I have found the following surprisingly nice result.
The graph of $y=a^x$ intersects its inverse $y=\log_a(x)$ when $a=e^{\frac{1}{e}}$ at $x=e$.
Question: Is there a faster way of proving this result than below? The method below feels too long.
My method: Let the intersection point be at $x=X$.

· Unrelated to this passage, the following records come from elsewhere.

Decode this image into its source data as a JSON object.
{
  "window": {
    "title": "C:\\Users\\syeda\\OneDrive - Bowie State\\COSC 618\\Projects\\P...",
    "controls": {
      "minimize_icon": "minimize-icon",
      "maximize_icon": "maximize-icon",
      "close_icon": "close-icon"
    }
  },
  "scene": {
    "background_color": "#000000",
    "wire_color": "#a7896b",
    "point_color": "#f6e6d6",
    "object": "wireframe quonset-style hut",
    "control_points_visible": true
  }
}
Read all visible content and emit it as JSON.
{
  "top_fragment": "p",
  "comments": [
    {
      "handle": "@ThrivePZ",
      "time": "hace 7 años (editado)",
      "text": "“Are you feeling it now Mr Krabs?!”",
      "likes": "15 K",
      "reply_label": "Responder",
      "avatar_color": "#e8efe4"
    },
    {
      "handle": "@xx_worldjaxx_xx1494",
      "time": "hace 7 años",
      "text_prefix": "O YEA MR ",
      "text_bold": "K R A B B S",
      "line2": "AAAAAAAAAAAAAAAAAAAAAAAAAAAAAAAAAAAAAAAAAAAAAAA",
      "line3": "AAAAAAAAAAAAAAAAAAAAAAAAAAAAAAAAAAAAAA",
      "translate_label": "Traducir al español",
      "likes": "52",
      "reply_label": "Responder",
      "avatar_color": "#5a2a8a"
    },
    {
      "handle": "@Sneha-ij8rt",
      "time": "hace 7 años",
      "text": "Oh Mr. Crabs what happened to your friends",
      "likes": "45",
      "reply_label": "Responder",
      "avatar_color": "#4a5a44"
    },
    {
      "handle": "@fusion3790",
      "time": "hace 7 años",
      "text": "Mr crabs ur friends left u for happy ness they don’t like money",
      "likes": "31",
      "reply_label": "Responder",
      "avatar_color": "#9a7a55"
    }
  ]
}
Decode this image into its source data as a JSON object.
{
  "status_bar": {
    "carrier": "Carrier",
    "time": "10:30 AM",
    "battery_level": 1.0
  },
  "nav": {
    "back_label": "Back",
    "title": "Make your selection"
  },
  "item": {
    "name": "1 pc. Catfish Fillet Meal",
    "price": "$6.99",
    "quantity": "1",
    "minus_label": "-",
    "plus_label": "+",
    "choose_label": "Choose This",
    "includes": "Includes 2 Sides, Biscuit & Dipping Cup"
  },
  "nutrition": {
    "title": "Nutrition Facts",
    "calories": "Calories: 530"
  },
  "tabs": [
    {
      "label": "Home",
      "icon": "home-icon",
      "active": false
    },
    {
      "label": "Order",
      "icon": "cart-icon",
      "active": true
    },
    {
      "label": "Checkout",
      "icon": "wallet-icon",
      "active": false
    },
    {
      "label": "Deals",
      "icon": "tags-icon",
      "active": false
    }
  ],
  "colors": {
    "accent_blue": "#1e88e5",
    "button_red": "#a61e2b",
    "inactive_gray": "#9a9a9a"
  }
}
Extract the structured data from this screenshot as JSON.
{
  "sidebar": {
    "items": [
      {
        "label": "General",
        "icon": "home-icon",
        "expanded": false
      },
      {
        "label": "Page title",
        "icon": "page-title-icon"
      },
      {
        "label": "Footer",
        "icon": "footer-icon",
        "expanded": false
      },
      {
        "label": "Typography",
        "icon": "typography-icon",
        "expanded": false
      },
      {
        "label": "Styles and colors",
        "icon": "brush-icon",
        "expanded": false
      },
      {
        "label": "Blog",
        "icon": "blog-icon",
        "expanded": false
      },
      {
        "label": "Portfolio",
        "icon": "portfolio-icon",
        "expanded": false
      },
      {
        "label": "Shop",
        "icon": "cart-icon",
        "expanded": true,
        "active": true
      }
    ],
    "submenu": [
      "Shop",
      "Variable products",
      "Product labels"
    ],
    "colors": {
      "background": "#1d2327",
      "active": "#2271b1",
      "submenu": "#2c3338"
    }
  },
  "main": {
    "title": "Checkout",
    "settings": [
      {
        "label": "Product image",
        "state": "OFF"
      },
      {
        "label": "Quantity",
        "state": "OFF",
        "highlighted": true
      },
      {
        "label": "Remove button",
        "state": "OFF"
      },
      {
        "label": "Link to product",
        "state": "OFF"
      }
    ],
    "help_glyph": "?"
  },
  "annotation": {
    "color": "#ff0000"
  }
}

The two curves must intersect on the line $y=x$. $$a^X=X$$
The line $y=x$ is a tangent.
$$a^X \ln (a) = 1$$
Combine results.
$$X =\frac{1}{\ln (a)} \,\,\,\,\,\,\,(*)$$
But also
$$\log_a(X)=X=\frac{\ln(X)}{\ln(Aa)}$$
Substitute in $(*)$
$$\frac{1}{\ln(a)}=\frac{\ln(X)}{\ln(a)}$$
Hence $x=e$. $$a^e=e$$ Therefore $$a=e^{\frac{1}{e}} \,\,\,\,\,\, \square$$
The two graphs are inverses, thus their intersection points all happen when either graph passes through $y=x$.
Hence you are looking to solve: $$a^x=x$$ or$$\log_a(x)=x$$This is at $a=x^\frac1x$ or $a=\sqrt[x]{x}$ (same thing but second one is more obvious).